Tomorrow (Friday, March 8) we hope you will drop in to your library for some Scrabble games. This free games session is open to all ages.
The local chapter of the Weston A. Price Foundation, a nonprofit specializing in nutrition education, will begin holding free meetings at the library on the second Saturday of every month from 3–4 p.m. The first meeting will be March 9. Please join us for lively discussions, lectures and food demos on the topics of healthy eating, food and the healing arts.
“Manifest Injustice” by Pulitzer Prize winning journalist Barry Siegel is the true story of a convicted murderer and the lawyers who fought for his freedom – a decades-long saga of a man imprisoned for 38 years for a double homicide he denies commiting.
“A Death in the Small Hours” by Charles Finch is the latest in the Cozy mystery series. “The Bounty Killers: The Loner” by J.A. Johnstone is a western. “Me Before You” by Jojo Moyes tells of an assistant to a quadriplegic who devises adventures they can take together.

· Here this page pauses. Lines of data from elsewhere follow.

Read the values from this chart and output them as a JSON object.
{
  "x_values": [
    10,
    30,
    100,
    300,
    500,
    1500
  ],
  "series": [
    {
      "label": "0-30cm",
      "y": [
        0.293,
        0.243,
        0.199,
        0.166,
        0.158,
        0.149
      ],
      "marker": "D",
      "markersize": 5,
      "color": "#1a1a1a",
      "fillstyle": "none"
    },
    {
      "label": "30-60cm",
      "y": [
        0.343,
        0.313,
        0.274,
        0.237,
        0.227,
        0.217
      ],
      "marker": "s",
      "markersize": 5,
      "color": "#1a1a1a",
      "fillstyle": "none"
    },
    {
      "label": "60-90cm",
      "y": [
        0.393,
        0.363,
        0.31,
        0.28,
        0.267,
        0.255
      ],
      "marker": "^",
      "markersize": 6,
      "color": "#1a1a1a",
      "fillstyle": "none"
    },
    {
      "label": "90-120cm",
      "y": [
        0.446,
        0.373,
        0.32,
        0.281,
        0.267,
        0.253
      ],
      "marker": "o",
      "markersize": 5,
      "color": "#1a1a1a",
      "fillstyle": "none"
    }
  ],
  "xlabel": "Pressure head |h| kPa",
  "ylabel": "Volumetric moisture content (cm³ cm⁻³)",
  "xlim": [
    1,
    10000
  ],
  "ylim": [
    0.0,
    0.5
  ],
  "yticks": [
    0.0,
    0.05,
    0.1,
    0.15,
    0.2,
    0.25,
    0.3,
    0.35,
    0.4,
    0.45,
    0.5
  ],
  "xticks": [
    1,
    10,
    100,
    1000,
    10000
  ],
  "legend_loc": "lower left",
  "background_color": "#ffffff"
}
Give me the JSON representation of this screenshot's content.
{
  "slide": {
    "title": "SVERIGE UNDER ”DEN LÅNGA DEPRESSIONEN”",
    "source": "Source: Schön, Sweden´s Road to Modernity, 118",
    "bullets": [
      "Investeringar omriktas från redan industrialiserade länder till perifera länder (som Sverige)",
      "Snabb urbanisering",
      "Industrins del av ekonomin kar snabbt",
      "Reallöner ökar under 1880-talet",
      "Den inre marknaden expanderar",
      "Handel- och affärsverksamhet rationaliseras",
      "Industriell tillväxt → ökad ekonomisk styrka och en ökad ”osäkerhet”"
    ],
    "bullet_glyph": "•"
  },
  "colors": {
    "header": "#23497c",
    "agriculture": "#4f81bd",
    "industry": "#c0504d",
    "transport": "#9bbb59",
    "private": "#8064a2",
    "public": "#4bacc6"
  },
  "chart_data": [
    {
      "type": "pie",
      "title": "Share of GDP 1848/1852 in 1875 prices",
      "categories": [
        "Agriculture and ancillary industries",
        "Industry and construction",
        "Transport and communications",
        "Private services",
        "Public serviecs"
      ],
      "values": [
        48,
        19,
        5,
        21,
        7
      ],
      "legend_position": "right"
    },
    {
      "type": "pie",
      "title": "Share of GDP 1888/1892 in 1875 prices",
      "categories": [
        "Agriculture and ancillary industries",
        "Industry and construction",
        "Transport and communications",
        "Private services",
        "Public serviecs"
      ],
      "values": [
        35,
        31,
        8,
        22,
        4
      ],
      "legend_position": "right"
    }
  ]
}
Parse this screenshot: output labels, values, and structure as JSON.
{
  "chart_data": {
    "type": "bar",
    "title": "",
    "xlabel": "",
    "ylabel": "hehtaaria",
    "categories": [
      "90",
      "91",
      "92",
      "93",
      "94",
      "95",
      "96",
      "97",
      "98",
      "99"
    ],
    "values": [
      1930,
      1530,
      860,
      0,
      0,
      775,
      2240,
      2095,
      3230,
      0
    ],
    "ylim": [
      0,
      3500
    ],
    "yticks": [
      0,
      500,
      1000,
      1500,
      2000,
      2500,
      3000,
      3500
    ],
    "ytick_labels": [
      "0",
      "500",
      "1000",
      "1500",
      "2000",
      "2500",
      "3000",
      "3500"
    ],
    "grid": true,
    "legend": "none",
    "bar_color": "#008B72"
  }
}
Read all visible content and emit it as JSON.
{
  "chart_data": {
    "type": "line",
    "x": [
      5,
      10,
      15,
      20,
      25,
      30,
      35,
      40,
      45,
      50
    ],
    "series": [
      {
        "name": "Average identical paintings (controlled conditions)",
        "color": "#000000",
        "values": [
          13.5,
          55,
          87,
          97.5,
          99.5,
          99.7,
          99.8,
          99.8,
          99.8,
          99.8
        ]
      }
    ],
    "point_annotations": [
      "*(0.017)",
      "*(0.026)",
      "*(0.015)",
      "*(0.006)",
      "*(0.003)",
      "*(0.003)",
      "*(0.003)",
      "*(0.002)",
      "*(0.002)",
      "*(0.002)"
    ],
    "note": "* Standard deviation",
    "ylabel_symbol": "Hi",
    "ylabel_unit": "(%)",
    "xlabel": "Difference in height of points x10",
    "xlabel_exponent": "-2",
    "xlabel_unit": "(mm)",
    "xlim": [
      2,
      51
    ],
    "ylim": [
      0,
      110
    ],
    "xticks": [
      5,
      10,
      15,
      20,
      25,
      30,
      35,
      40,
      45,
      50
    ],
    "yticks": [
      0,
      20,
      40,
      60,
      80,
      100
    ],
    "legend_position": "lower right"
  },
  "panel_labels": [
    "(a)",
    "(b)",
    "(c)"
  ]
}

“Suspect” by Robert Crais is about an LAPD cop and a German shepherd, both suffering from PTSD. “That Night on Thistle Lane” is the latest in the Swift River Valley mystery series.
Mysteries and thrillers
“Private Berlin” by James Patterson is the latest in the mystery series featuring the world’s most powerful investigative firm.
Other new novels
“The Painted Girls” by Cathy Marie Buchanan is a story inspired by a real-life model for Edgar Degas. “Ever After” by Kim Harrison is the 11th book in the Hollows series featuring the sexy, supernatural adventures of Rachael Morgan.
Books on CD
“A Memory of Light” by Robert Jordan and Brandon Sanderson is the final volume in the Wheel of Time fantasy series. “Hit Me” by Lawrence Block brings back the popular hit man Keller. “The Night Ranger” by Alex Berenson tells of the kidnapping of four Americans by Somali bandits.
Thanks to our donors
For her generous donation, we thank Charlene Baumgardner. For books and materials this week, we thank Liz Kuhn and many anonymous donors.
“It is not the strongest of the species that survives, nor the most intelligent that survives. It is the one that is the most adaptable to change.” — Charles Darwin (1809-1882), English naturalist and writer.